Hutchinson is the son of former U.S. Sen. Tim Hutchinson, R-Ark., and the nephew of Gov. Asa Hutchinson. He had been a state senator since 2011 and first came to the State Capitol as a state representative in 2000. The former senator and Little Rock attorney resigned from the Arkansas General Assembly in late August 2018 after the federal indictment charged him with eight counts of wire fraud and four counts of filing false tax returns. Hutchinson’s sentencing has not yet been scheduled in the case investigated by the FBI and prosecuted by the U.S. Attorney’s office for the Western District of Arkansas and the DOJ’s Public Integrity Section.
In making the case against Hutchinson in June, federal prosecutors said Hutchinson used his position as a lawmaker to pass legislation during the 2017 session that was favorable to “Individual A,” described in court filings as a specialist who lived in Northwest Arkansas and was “co-owner in several businesses that operated orthodontic clinics throughout the State of Arkansas, including: Entity A; Entity B; Entity C; and Entity D.”
Although Judge Baker asked that Individual A and other unknown people named in the plea deal be redacted, Talk Business & Politics verified Individual A as Dr. Ben Burris of Fayetteville, based on court documents, records from the Arkansas State Board of Dental Examiners (ASBDE), and other public information. According to prosecutors, over the course of several years between 2013 and 2017, Hutchinson worked with Burris to overturn and file legislation preventing dental hygienists and specialists from engaging in certain dental and orthodontic practices. In September 2013, Burris appeared before the ASBDE after receiving complaints his practice had dental hygienists providing services to patients who were not orthodontic patients, in violation of the “specialist restriction” in the Arkansas Dental Practices Act.
In one striking incident in early 2015 and late 2016, after paying out over $100,000 to Hutchinson in legal fees to hide the bribery scheme, the Northwest Arkansas orthodontist had grown impatient with Hutchinson because of slow progress on the interim study and his legislative agenda, according to a transcript read by prosecutors before the plea deal in Little Rock.
“I pay you a lot of money a month for ‘full service’? Dude I don’t think this is working out. You never get back to us you never follow through and I’m tired of it. Get this neighbor stuff done THIS MONTH or I’m not paying you for November or ever again and I’ll let the Rose law firm handle it,” Burris’ said in one text message read in court. “I am tired of it Jeremy. You’re a nice guy but dammit I get tired of chasing you. My wife is (at) her wits end. It’s a full-time job to chase you. Get this done or we are done. Done as of October 31.”
In the 20-page indictment before U.S. District Court Judge Timothy Brooks, federal prosecutors said between February 2014 and November 2016, Burris paid Hutchinson, through Hutchinson’s law firm, approximately $157,500. He provided the former Arkansas senator with gifts including free orthodontic services for his family and the use of a private plane to travel to a college football game, the indictment stated.
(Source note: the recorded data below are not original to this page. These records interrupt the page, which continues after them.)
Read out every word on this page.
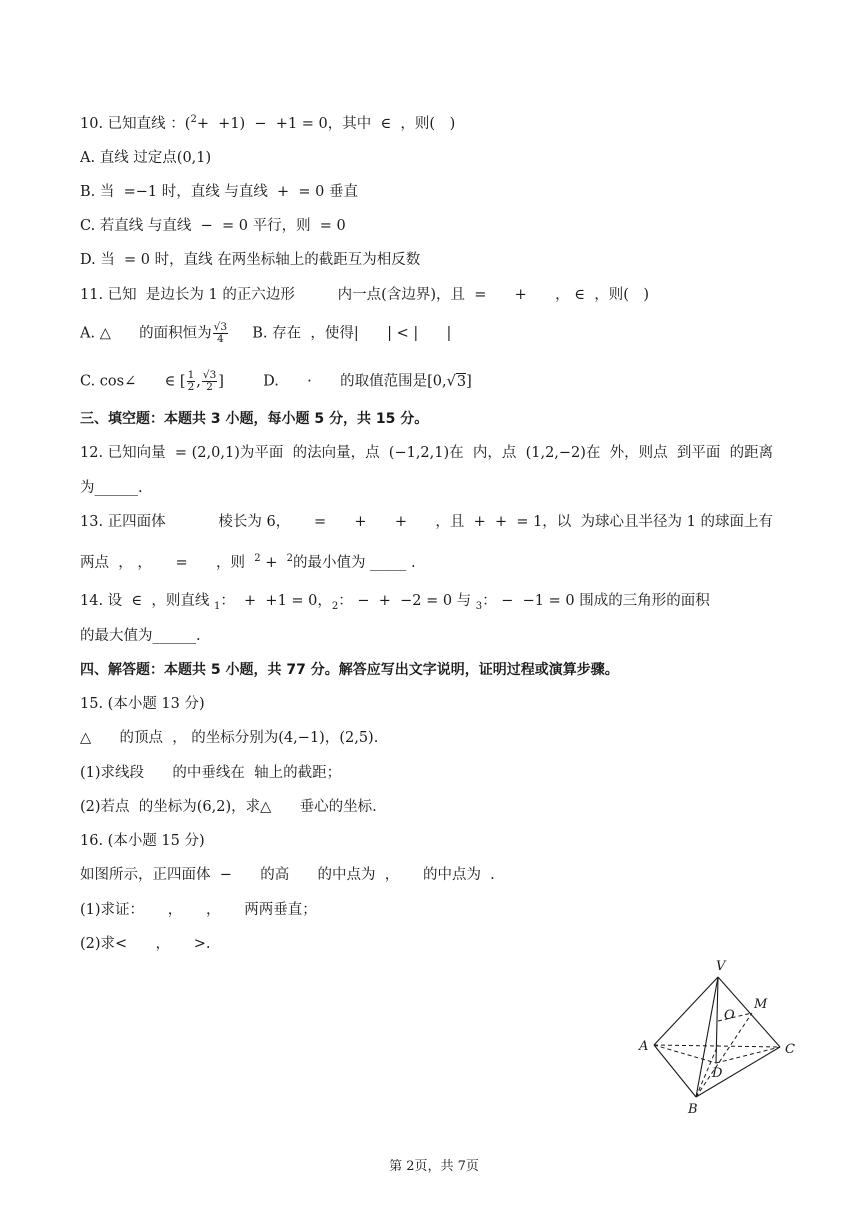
10. 已知直线 ：($^2$+ ​ +1) ​ − ​ +1 = 0，其中 ​ ∈ ​ ，则(　)
A. 直线 过定点(0,1)
B. 当 ​ =−1 时，直线 与直线 ​ + ​ = 0 垂直
C. 若直线 与直线 ​ − ​ = 0 平行，则 ​ = 0
D. 当 ​ = 0 时，直线 在两坐标轴上的截距互为相反数
11. 已知 ​ 是边长为 1 的正六边形 ​ 　　 内一点(含边界)，且 ​ = ​ 　 + ​ 　 ，​ ∈ ​ ，则(　)
A. △ ​ 　 的面积恒为 $\frac{√3}{4} B$. 存在 ​ ，使得| ​ 　 | < | ​ 　 |
C. cos∠ ​ 　 ∈ [ $\frac{1}{2}$ , $\frac{√3}{2}$ ]	D. ​ 　 · ​ 　 的取值范围是[0,√3]
三、填空题：本题共 3 小题，每小题 5 分，共 15 分。
12. 已知向量 ​ = (2,0,1)为平面 ​ 的法向量，点 ​ (−1,2,1)在 ​ 内，点 ​ (1,2,−2)在 ​ 外，则点 ​ 到平面 ​ 的距离
为______.
13. 正四面体 　　　 棱长为 6，​ 　 = ​ 　 + ​ 　 + ​ 　 ，且 ​ + ​ + ​ = 1，以 ​ 为球心且半径为 1 的球面上有
两点 ​ ，​ ，​ 　 = ​ 　 ，则 ​ $^2$ + ​ $^2$的最小值为 _____ .
14. 设 ​ ∈ ​ ，则直线 $_1$：​ ​ + ​ +1 = 0，$_2$：​ − ​ + ​ −2 = 0 与 $_3$：​ − ​ −1 = 0 围成的三角形的面积
的最大值为______.
四、解答题：本题共 5 小题，共 77 分。解答应写出文字说明，证明过程或演算步骤。
15. (本小题 13 分)
△ ​ 　 的顶点 ​ ，​ 的坐标分别为(4,−1)，(2,5).
(1)求线段 ​ 　 的中垂线在 ​ 轴上的截距；
(2)若点 ​ 的坐标为(6,2)，求△ ​ 　 垂心的坐标.
16. (本小题 15 分)
如图所示，正四面体 ​ − ​ 　 的高 ​ 　 的中点为 ​ ，​ 　 的中点为 ​ .
(1)求证：​ 　 ，​ 　 ，​ 　 两两垂直；
(2)求< ​ 　 ，​ 　 >.
V
M
O
A	C
D
B
第 2页，共 7页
Hutchinson, in return, used his official position as a state senator to draft and file legislation to amend a law restricting dental practices that Burris wanted to change.
The indictment also states Hutchinson advised and influenced members of the Arkansas Department of Human Services to expedite the approval of Medicaid applications for physician employees of Burris’ clinics.
Talk Business & Politics could not reach Burris at his offices in Orlando, Fla. A summons was issued by the court to Burris who was affiliated with several dental practices under the Arkansas Dentistry & Braces moniker or similar names. His arraignment is set for 2 p.m. on Aug. 11 before Honorable Chief Magistrate Judge Erin Widemann at the federal courthouse in Fayetteville.